Anyone interested in becoming a better news consumer should read “It’s Not News, It’s Fark: How Mass Media Tries to Pass Off Crap as News.”

In it, Drew Curtis, creator of Fark.com, outlines the tactics that mass media use to fill the myriad gaps of the 24-hour news cycle. (Unsurprisingly, the book received little coverage from mass media outlets.) Some sections are obvious, like “Media Fatigue” (which will probably be the name of a diagnosable medical syndrome in the near future). 

Another section is “Unpaid placement masquerading as actual article.” This occurs when a company or author releases an unconfirmed report likely to catch readers’ attention. It’s also, I’ve come to realize, the piece of “not news” that led to clickbait and listicals. 

An example of this transpired a few months ago. I received a press release with the subject, “News: Safest Colleges in Oregon Report for 2016.” It’s an annual research report by BackgroundChecks.org. The press release stated:

“To compile the report, BackgroundChecks.org combined data from recent FBI Crime Reports, Department of Education statistics, student surveys, natural language analysis, social media sentiment analysis and their own research to create a ranking of the 50 Safest Colleges in Oregon.

“It’s a true testament to great policing, strong leadership, faculty and student involvement”, said Jessica Pierce, a BackgroundChecks.org public safety analyst. “In a world full of bad news, it’s great to have something positive for administration, faculty and students, and it’s something to be proud of.”

The website does this report for all 50 states. Of course, news agencies will report the findings without questioning the research and provide the website the free PR it is seeking. 

In case you’re wondering, George Fox was ranked No. 3 on the list for 2016, and Linfield 22nd. A similar list by niche.com, however, ranked Linfield 13th and George Fox outside its top 15.

Other patterns exhibited in Curtis’ book are: fearmongering, headlines contradicted by actual article, equal time for nutjobs, seasonal articles, lesser media space fillers and (one particularly grinding my gears lately) the out-of-context celebrity comment. 

The most egregious of the latter is sports news outlets.
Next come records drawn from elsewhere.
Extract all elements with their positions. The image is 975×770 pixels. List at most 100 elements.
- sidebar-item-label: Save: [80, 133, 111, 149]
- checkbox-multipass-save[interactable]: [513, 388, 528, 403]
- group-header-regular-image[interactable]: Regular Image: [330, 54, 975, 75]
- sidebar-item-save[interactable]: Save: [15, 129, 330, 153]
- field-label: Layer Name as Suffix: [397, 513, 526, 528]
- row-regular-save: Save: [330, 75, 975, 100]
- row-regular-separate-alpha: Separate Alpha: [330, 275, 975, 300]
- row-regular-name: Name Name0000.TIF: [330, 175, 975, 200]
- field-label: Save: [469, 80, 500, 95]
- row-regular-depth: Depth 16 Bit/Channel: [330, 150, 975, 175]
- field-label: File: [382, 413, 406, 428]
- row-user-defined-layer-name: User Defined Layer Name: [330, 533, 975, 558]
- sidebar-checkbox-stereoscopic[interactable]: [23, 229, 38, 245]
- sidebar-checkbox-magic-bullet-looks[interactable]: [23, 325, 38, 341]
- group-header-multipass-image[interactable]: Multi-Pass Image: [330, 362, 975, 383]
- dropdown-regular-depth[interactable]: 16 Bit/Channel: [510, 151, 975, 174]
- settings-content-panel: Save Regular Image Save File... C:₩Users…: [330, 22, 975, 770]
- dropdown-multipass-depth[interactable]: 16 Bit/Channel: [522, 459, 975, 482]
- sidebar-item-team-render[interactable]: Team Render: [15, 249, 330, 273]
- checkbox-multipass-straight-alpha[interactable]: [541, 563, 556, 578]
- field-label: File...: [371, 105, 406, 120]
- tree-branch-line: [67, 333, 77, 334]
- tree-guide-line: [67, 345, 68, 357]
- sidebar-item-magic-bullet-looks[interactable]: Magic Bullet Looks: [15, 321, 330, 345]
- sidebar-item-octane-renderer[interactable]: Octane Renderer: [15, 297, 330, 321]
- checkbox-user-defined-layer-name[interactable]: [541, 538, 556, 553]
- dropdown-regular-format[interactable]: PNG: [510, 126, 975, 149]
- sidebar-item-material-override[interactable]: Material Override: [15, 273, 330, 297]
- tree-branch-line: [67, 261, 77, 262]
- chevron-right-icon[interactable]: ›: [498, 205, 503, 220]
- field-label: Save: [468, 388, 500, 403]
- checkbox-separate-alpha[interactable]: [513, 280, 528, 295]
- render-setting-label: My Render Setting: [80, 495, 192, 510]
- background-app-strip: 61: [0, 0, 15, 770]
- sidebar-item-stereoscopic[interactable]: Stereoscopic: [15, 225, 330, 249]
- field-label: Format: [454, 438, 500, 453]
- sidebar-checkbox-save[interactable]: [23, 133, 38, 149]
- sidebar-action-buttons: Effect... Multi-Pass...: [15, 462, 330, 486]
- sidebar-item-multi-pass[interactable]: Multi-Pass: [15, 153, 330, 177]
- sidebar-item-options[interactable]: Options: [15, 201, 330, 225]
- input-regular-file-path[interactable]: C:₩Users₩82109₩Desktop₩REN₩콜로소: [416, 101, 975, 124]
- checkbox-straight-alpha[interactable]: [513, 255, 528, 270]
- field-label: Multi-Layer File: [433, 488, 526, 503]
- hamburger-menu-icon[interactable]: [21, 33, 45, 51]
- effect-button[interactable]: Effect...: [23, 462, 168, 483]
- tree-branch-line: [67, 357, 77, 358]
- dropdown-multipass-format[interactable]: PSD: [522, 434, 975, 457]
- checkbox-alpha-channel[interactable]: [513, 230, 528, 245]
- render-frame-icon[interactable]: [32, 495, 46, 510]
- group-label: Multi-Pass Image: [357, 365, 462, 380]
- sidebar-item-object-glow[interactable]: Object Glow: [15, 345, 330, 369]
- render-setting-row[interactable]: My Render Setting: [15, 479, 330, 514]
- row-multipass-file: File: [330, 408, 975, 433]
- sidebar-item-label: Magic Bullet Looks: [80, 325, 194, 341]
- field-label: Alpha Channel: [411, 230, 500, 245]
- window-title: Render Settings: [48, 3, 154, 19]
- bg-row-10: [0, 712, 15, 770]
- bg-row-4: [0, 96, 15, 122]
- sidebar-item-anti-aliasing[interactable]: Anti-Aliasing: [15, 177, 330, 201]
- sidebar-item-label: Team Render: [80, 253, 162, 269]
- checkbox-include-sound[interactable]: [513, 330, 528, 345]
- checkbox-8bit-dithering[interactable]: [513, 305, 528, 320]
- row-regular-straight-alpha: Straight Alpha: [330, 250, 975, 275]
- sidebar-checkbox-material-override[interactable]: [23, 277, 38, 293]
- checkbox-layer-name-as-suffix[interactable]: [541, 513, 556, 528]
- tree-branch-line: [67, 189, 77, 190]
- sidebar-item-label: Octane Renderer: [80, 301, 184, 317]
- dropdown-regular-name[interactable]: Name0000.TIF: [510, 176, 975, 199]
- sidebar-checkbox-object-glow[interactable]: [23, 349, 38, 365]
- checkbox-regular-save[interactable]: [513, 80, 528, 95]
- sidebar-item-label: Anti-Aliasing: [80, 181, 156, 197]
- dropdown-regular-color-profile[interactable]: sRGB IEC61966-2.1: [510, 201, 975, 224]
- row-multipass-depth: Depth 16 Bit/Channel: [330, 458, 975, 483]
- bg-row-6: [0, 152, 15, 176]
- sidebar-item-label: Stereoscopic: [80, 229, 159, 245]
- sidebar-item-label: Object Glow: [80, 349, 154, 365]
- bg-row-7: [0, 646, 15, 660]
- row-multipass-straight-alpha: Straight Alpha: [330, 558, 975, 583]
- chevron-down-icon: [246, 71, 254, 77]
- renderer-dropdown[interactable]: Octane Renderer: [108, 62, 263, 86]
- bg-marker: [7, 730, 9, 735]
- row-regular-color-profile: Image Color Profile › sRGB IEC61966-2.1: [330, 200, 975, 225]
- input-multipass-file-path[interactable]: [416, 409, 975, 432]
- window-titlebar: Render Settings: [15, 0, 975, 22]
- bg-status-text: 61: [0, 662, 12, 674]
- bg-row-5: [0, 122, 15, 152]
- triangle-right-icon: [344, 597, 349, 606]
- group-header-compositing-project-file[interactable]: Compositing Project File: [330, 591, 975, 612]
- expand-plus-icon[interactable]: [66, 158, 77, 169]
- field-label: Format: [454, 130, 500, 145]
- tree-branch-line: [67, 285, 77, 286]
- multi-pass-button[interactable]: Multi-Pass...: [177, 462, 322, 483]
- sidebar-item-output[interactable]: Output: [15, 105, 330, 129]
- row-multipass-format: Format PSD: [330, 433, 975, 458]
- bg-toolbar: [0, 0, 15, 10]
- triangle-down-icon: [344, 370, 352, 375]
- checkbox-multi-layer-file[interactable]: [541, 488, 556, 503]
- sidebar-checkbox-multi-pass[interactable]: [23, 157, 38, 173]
Every time Charles Barkley gives an opinion, for some reason it becomes news.

Twitter has raised the “celebrity comment to news” transition to new heights. Reporting what a famous person says or tweets regarding a news story can be fine. But when the comment is the news story, we have a problem.

And it’s finally arrived to the point of domestic and foreign policy via social media. 

In its frenzy for viewers, the mass media covered everything Donald Trump tweeted throughout the election as if it were actual important news. Now that he’s set to become leader of the free world, it actually is news. Or is it? I’m not sure what I know anymore about the mass media.

From fake news to non news to clickbait to repetitive aggregaters to biased consumerism ... I think I may need to see a doctor about that media fatigue syndrome.